Pulse dye laser therapy, which is often used as an adjunctive treatment, provides the best results when used for superficial lesions less than 1.3-mm deep.

Clinicians decided on a trial of sirolimus, an emerging treatment for vascular tumors and malformations that demonstrated efficacy and safety in treating complicated vascular anomalies in a phase II clinical trial, and effectiveness in infantile hemangiomas that are resistant to alternative therapies.

After 3 months of treatment, the patient’s left eye abduction had improved by 50%, the hypertropia and proptosis were also reduced, and his cheek mass had softened.
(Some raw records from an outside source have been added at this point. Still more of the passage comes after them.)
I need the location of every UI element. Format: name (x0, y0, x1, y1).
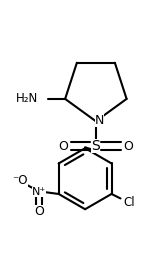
Text: N⁺: N⁺ (32, 187, 46, 197)
Text: O: O (123, 140, 133, 153)
Text: N: N (95, 114, 104, 127)
Text: H₂N: H₂N (16, 92, 38, 105)
Text: O: O (34, 204, 44, 218)
Text: ⁻O: ⁻O (12, 174, 28, 187)
Text: O: O (59, 140, 68, 153)
Text: Cl: Cl (124, 195, 135, 209)
Text: S: S (91, 140, 100, 153)
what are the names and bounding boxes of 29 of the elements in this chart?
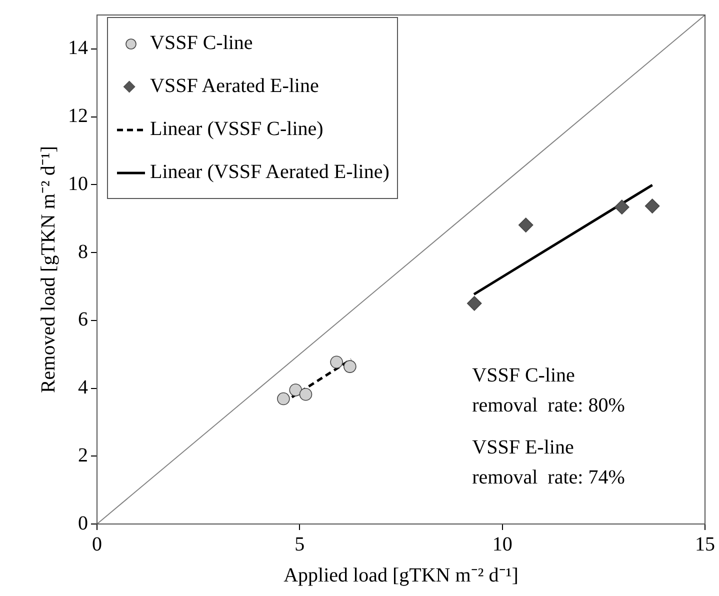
legend-label: VSSF C-line [150, 32, 253, 55]
x-tick-label: 0 [92, 533, 102, 556]
y-axis-title: Removed load [gTKN m⁻² d⁻¹] [37, 146, 60, 394]
x-axis-title: Applied load [gTKN m⁻² d⁻¹] [284, 564, 518, 586]
point [644, 198, 660, 214]
point [518, 218, 534, 232]
legend-label: Linear (VSSF Aerated E-line) [150, 161, 390, 184]
annotation: VSSF C-line removal rate: 80% [472, 364, 625, 416]
y-tick-label: 4 [78, 376, 88, 399]
x-tick-label: 15 [695, 533, 715, 556]
x-tick-label: 10 [492, 533, 512, 556]
y-tick-label: 10 [68, 172, 88, 195]
point [299, 388, 312, 401]
y-tick-label: 14 [68, 37, 88, 60]
point [277, 392, 290, 406]
y-tick-label: 12 [68, 105, 88, 128]
point [466, 296, 482, 311]
y-tick-label: 0 [78, 512, 88, 534]
point [330, 356, 343, 369]
x-tick-label: 5 [294, 533, 305, 556]
point [344, 360, 356, 373]
legend-label: Linear (VSSF C-line) [150, 118, 324, 141]
annotation: VSSF E-line removal rate: 74% [472, 436, 625, 488]
legend-label: VSSF Aerated E-line [150, 75, 319, 98]
point [289, 384, 302, 396]
y-tick-label: 2 [78, 444, 88, 466]
y-tick-label: 8 [78, 240, 88, 263]
y-tick-label: 6 [78, 308, 88, 331]
point [614, 200, 630, 214]
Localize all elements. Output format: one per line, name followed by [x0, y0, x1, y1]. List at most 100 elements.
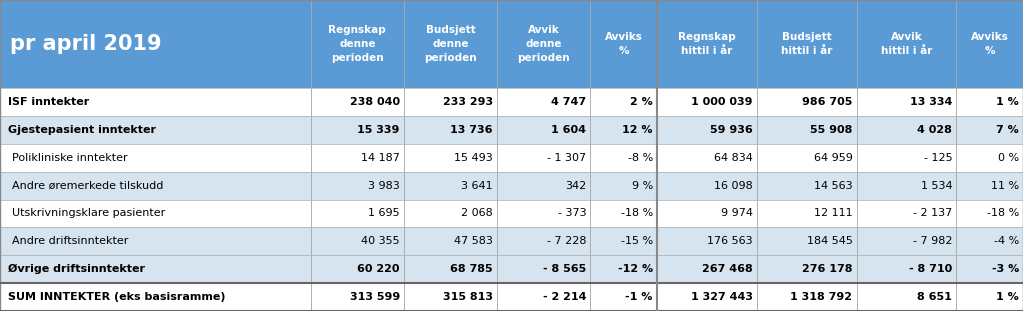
Text: 12 %: 12 % [622, 125, 653, 135]
Text: Budsjett: Budsjett [426, 25, 476, 35]
Bar [0, 144, 311, 172]
Text: 59 936: 59 936 [710, 125, 753, 135]
Text: - 7 982: - 7 982 [913, 236, 952, 246]
Bar [0, 88, 311, 116]
Bar [0, 199, 1023, 227]
Bar [757, 144, 856, 172]
Text: Gjestepasient inntekter: Gjestepasient inntekter [8, 125, 157, 135]
Bar [404, 199, 497, 227]
Bar [0, 227, 311, 255]
Bar [957, 199, 1023, 227]
Text: 233 293: 233 293 [443, 97, 493, 107]
Text: 64 959: 64 959 [813, 153, 852, 163]
Bar [497, 0, 590, 88]
Bar [0, 283, 311, 311]
Bar [311, 283, 404, 311]
Bar [497, 144, 590, 172]
Text: 13 334: 13 334 [910, 97, 952, 107]
Bar [0, 199, 311, 227]
Text: 12 111: 12 111 [814, 208, 852, 218]
Text: Andre øremerkede tilskudd: Andre øremerkede tilskudd [12, 181, 164, 191]
Text: pr april 2019: pr april 2019 [10, 34, 162, 54]
Bar [0, 88, 1023, 116]
Bar [657, 172, 757, 199]
Bar [311, 172, 404, 199]
Bar [311, 199, 404, 227]
Bar [404, 88, 497, 116]
Bar [311, 88, 404, 116]
Bar [657, 144, 757, 172]
Bar [856, 255, 957, 283]
Text: hittil i år: hittil i år [781, 46, 833, 56]
Bar [856, 116, 957, 144]
Text: ISF inntekter: ISF inntekter [8, 97, 89, 107]
Bar [657, 88, 757, 116]
Bar [497, 255, 590, 283]
Text: perioden: perioden [331, 53, 384, 63]
Bar [590, 199, 657, 227]
Text: hittil i år: hittil i år [681, 46, 732, 56]
Text: 1 000 039: 1 000 039 [692, 97, 753, 107]
Text: Avviks: Avviks [605, 32, 642, 42]
Bar [0, 172, 311, 199]
Bar [757, 255, 856, 283]
Text: 1 534: 1 534 [921, 181, 952, 191]
Text: %: % [984, 46, 995, 56]
Text: 2 068: 2 068 [461, 208, 493, 218]
Bar [657, 227, 757, 255]
Text: - 2 214: - 2 214 [542, 292, 586, 302]
Text: denne: denne [433, 39, 469, 49]
Bar [404, 255, 497, 283]
Text: Polikliniske inntekter: Polikliniske inntekter [12, 153, 128, 163]
Bar [657, 283, 757, 311]
Text: Avvik: Avvik [891, 32, 923, 42]
Text: -12 %: -12 % [618, 264, 653, 274]
Bar [957, 227, 1023, 255]
Text: perioden: perioden [518, 53, 570, 63]
Text: 267 468: 267 468 [702, 264, 753, 274]
Text: - 8 565: - 8 565 [543, 264, 586, 274]
Bar [590, 283, 657, 311]
Bar [757, 227, 856, 255]
Bar [957, 144, 1023, 172]
Bar [0, 283, 1023, 311]
Text: denne: denne [339, 39, 375, 49]
Bar [657, 116, 757, 144]
Text: -1 %: -1 % [625, 292, 653, 302]
Bar [497, 283, 590, 311]
Text: Andre driftsinntekter: Andre driftsinntekter [12, 236, 129, 246]
Bar [311, 255, 404, 283]
Text: 15 493: 15 493 [454, 153, 493, 163]
Bar [0, 116, 1023, 144]
Text: 1 604: 1 604 [551, 125, 586, 135]
Text: -15 %: -15 % [621, 236, 653, 246]
Text: 55 908: 55 908 [810, 125, 852, 135]
Text: -18 %: -18 % [621, 208, 653, 218]
Bar [757, 116, 856, 144]
Bar [590, 88, 657, 116]
Text: 9 %: 9 % [631, 181, 653, 191]
Text: 3 983: 3 983 [368, 181, 400, 191]
Bar [957, 116, 1023, 144]
Bar [757, 199, 856, 227]
Text: Utskrivningsklare pasienter: Utskrivningsklare pasienter [12, 208, 166, 218]
Bar [497, 88, 590, 116]
Text: denne: denne [526, 39, 562, 49]
Text: -4 %: -4 % [993, 236, 1019, 246]
Bar [0, 0, 311, 88]
Text: 276 178: 276 178 [802, 264, 852, 274]
Bar [0, 172, 1023, 199]
Text: 14 187: 14 187 [361, 153, 400, 163]
Text: 15 339: 15 339 [357, 125, 400, 135]
Text: - 7 228: - 7 228 [546, 236, 586, 246]
Bar [311, 116, 404, 144]
Bar [856, 0, 957, 88]
Bar [0, 116, 311, 144]
Text: 1 %: 1 % [996, 292, 1019, 302]
Text: - 2 137: - 2 137 [914, 208, 952, 218]
Text: - 373: - 373 [558, 208, 586, 218]
Text: 1 327 443: 1 327 443 [691, 292, 753, 302]
Text: -18 %: -18 % [986, 208, 1019, 218]
Bar [590, 255, 657, 283]
Text: 47 583: 47 583 [454, 236, 493, 246]
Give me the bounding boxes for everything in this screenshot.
After 4 months of treatment, MRI confirmed a decrease in the size and enhancement of the lesion’s cheek and orbital components. The patient was prescribed eyeglasses with full cycloplegic refraction; his right eye was kept covered. Ongoing treatment with sirolimus and propranolol continues to be well tolerated.

Discussion

Clinicians reported this case to raise clinicians’ awareness of sirolimus as a treatment option to consider for persistent, unresectable vascular anomalies such as infantile hemangioma. As an mTOR inhibitor, sirolimus produces antiangiogenic effects by regulating mechanisms that drive cellular growth and proliferation in hemangiomas, authors explained.

Infantile hemangioma is a benign vascular tumor occurring in 5% of infants worldwide, the group noted. Typically, the endothelial cells proliferate rapidly in the first 3 months of life and then shrink gradually when growth is completed, which occurs by 5 months of age in most cases.

Their rapid clinical course and glucose transporter 1 positivity differentiates infantile hemangiomas from other vascular tumors, Liu’s group noted. While surveillance is all that is needed in many cases, they added, medical treatment is recommended when the eyelid or orbit is involved, with risk for “visually significant ptosis, strabismus, astigmatism, and amblyopia.”

The guideline-recommended first-line therapy for problematic infantile hemangiomas, propranolol, is thought to have its effect by constricting blood vessels and slowing angiogenic growth, case authors noted. According to a meta-analysis by the American Academy of Pediatrics, propranolol treatment of infantile hemangiomas had a mean clearance rate of 95%.

For those hemangiomas that are unresponsive or intolerant to propranolol, clinicians should consider steroids, previously considered the criterion standard, case authors noted.

Prednisolone or prednisone can be administered orally or via intralesional injection for well-localized lesions, they wrote, while cautioning that these are associated with potential adverse effects such as growth retardation, mood changes, and development of Cushingoid features.

Embolization and debulking is generally used for treatment of children at age 3 to 4 years, when most infantile hemangiomas are no longer involute, but the procedures may be considered for younger patients with hemangiomas that obstruct vital structures, such as the orbit.

Case authors noted that adverse effects associated with sirolimus at levels used for treating hemangioma include:

  • Bone marrow suppression (27%)
  • Mucositis (10%)
  • Hypercholesterolemia (3%)
  • Elevated liver enzymes (3%)

Thus, they recommended that clinicians should monitor patients’ comprehensive metabolic panel and hematology during treatment. Clinicians should be aware that sirolimus is a possible treatment option for persistent vascular anomalies such as infantile hemangioma, authors concluded.

Disclosures

Liu reported a research grant from Horizon Therapeutics.